You have to wonder what the outcome might have been if Barmes had fielded the ball cleanly in the sixth and Flaherty missed the web-gem catch in the seventh; even slugfests sometimes turn on defense. Another thing that it may be time to consider is using Lincoln full time from the pen, where his fastball/curve combo works better without showing it a couple of times through the opponent's lineup, rather than as a swingman. Oh, and maybe rethink using Pedro against lefties while he's in his funk; Chen K'ed him twice.
Kevi Correia is on the hill tomorrow against perhaps Brian Matusz, who was scheduled. Matusz bunted a ball off his beak yesterday, ala AJ Burnett. It's just a bruise, not a break, but he's questionable for the start.
- The Orioles were 5-for-8 against Brad Lincoln with two outs tonight. That's not exactly finishing out innings.
- After more than a year away due to concussion-related symptoms, Orioles second baseman Brian Roberts returned to action tonight and went 3-for-4 with a sacrifice fly.
- Chris Leroux tossed another goose egg during his Indy rehab, going a frame with a beaned batter.
- Rick VandenHurk threw seven shutout innings for Indy. The free agent, who has worked parts of five MLB seasons with Florida and Baltimore, is 4-0 with a 1.14 ERA.
- Whatever OF Robbie Grossman did, he's finally served his time and turned the page.

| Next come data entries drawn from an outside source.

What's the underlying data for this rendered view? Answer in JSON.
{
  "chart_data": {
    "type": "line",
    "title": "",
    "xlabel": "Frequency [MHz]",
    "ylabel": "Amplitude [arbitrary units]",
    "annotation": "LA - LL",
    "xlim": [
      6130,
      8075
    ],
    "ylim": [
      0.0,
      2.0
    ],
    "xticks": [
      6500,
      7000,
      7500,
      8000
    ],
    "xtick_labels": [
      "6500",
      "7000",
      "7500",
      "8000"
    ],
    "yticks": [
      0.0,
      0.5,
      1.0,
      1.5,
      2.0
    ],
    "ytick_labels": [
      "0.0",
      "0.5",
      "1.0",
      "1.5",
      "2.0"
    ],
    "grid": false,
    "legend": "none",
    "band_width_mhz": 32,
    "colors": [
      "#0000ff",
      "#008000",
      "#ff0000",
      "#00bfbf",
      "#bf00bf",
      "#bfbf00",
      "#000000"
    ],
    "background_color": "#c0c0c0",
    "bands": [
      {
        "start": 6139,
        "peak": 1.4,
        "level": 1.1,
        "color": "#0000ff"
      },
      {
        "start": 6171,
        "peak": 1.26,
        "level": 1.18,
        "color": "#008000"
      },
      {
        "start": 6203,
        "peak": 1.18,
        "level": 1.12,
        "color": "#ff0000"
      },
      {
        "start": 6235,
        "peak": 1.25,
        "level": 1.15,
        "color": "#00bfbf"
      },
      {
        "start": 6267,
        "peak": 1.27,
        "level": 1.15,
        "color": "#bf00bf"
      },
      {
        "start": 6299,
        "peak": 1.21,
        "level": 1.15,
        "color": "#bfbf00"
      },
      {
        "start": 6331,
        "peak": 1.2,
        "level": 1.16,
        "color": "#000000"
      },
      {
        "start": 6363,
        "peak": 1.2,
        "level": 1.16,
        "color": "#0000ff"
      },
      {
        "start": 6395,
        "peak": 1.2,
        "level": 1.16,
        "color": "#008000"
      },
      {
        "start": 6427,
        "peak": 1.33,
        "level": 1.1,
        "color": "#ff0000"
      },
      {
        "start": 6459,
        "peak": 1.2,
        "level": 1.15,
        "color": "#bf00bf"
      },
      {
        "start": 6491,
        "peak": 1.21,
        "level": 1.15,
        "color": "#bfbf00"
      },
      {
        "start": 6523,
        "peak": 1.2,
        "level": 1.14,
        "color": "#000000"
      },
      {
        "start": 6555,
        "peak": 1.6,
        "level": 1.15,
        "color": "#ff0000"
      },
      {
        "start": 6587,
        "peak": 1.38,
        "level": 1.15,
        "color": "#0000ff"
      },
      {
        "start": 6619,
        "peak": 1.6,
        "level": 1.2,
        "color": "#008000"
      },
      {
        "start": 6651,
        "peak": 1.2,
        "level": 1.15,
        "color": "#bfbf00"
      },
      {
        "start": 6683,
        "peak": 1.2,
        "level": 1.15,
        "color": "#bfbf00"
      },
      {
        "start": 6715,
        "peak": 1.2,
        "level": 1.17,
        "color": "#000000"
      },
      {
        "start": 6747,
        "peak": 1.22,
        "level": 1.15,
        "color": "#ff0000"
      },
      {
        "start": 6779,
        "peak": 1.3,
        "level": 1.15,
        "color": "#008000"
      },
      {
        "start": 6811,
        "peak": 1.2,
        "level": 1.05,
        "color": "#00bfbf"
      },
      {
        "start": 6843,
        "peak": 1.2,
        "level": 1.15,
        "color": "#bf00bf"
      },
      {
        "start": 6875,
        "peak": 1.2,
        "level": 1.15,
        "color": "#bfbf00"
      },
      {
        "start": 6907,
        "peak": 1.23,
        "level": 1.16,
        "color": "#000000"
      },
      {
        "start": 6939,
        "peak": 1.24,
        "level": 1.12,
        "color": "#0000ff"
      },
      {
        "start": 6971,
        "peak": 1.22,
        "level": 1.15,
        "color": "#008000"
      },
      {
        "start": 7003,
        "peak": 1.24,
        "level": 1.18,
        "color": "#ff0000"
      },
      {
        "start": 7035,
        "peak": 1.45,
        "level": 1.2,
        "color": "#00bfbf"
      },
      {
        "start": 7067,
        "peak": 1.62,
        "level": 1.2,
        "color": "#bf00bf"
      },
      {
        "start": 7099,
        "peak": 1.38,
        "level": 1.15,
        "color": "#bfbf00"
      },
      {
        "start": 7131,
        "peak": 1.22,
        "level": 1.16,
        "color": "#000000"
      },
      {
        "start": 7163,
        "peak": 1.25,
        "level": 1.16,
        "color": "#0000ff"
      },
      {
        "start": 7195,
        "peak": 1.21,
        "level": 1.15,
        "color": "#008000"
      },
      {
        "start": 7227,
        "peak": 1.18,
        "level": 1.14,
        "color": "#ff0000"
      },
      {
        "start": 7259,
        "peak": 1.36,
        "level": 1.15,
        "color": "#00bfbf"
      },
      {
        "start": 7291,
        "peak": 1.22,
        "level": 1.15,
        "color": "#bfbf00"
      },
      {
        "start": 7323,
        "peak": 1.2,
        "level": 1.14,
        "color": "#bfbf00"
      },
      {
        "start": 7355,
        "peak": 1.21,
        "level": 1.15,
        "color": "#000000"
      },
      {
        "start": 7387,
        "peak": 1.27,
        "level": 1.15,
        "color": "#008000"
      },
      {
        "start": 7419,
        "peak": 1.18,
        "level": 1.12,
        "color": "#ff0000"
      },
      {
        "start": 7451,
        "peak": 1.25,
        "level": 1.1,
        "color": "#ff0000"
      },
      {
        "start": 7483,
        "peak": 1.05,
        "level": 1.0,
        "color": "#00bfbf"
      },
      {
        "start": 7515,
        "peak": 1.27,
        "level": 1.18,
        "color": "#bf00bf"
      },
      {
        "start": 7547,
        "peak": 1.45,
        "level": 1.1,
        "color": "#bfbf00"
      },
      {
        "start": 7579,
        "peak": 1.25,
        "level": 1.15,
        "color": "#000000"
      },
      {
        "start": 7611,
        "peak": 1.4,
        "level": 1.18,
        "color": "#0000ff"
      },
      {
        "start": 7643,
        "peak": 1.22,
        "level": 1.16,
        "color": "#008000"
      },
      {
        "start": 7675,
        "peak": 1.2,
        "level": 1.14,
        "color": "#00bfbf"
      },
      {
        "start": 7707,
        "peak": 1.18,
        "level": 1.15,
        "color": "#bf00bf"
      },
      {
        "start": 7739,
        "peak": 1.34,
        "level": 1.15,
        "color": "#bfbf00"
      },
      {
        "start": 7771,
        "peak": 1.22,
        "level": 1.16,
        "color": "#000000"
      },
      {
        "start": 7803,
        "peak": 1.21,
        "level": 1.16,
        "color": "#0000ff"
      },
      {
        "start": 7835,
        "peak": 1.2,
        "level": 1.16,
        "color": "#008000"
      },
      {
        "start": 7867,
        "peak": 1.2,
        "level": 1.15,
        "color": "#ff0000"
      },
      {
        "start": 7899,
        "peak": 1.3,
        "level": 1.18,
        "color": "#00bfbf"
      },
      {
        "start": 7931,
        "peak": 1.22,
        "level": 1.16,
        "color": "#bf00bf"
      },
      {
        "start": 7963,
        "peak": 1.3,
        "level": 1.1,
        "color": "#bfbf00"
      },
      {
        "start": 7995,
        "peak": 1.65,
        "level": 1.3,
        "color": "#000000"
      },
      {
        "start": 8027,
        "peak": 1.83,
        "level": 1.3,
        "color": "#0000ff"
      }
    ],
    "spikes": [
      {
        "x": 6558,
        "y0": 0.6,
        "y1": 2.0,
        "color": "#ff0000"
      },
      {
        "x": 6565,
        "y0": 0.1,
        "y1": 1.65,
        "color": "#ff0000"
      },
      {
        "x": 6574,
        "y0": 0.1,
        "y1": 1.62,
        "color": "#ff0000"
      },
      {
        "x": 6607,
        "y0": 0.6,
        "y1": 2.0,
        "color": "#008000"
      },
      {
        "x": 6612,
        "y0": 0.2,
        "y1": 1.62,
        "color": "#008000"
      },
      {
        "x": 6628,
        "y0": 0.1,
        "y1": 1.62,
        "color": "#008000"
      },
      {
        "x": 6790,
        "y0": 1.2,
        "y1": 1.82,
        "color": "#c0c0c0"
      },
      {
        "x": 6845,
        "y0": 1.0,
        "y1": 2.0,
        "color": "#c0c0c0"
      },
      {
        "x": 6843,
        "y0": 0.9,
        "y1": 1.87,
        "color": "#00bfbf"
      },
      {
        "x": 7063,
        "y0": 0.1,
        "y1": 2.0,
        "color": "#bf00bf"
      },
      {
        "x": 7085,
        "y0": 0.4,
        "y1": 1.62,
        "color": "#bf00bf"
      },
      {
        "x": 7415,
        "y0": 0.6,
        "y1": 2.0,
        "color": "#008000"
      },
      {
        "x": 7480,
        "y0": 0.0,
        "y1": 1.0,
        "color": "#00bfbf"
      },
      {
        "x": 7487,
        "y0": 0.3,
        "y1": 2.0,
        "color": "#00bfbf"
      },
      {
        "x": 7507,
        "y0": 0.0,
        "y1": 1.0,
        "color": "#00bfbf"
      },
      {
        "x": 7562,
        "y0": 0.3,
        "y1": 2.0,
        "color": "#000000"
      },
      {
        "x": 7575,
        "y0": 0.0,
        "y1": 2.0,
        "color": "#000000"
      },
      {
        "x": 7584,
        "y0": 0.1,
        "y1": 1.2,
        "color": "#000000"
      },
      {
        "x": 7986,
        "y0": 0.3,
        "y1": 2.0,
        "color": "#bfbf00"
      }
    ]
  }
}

He was benched for a week, but is back in the Altoona lineup tonight.
- Cory Giger of the Altoona Mirror tweeted that the Pirates' back burner young gun, 17 year old RHP Luis Heredia, will start the year at State College after spending last season in the rookie GCL. SC plays in a mainly college league and is quite a jump for the youngster. He'll join 18 year old high school catcher and second round pick Wyatt Mathisen there, forming a Bucco battery on the fast track.
- Steve Pearce has caught on with the O's. Since coming aboard, he's started five games, all in the outfield, and is hitting .235. He started tonight and went 1-for-4.
- OF Brandon Moss was called up recently by the As, and hit his second home run tonight. He has three hits in six games, and two have gone yard.
- The day in baseball history: In 1939, the National Baseball Hall of Fame and Museum was dedicated at Cooperstown, N.Y.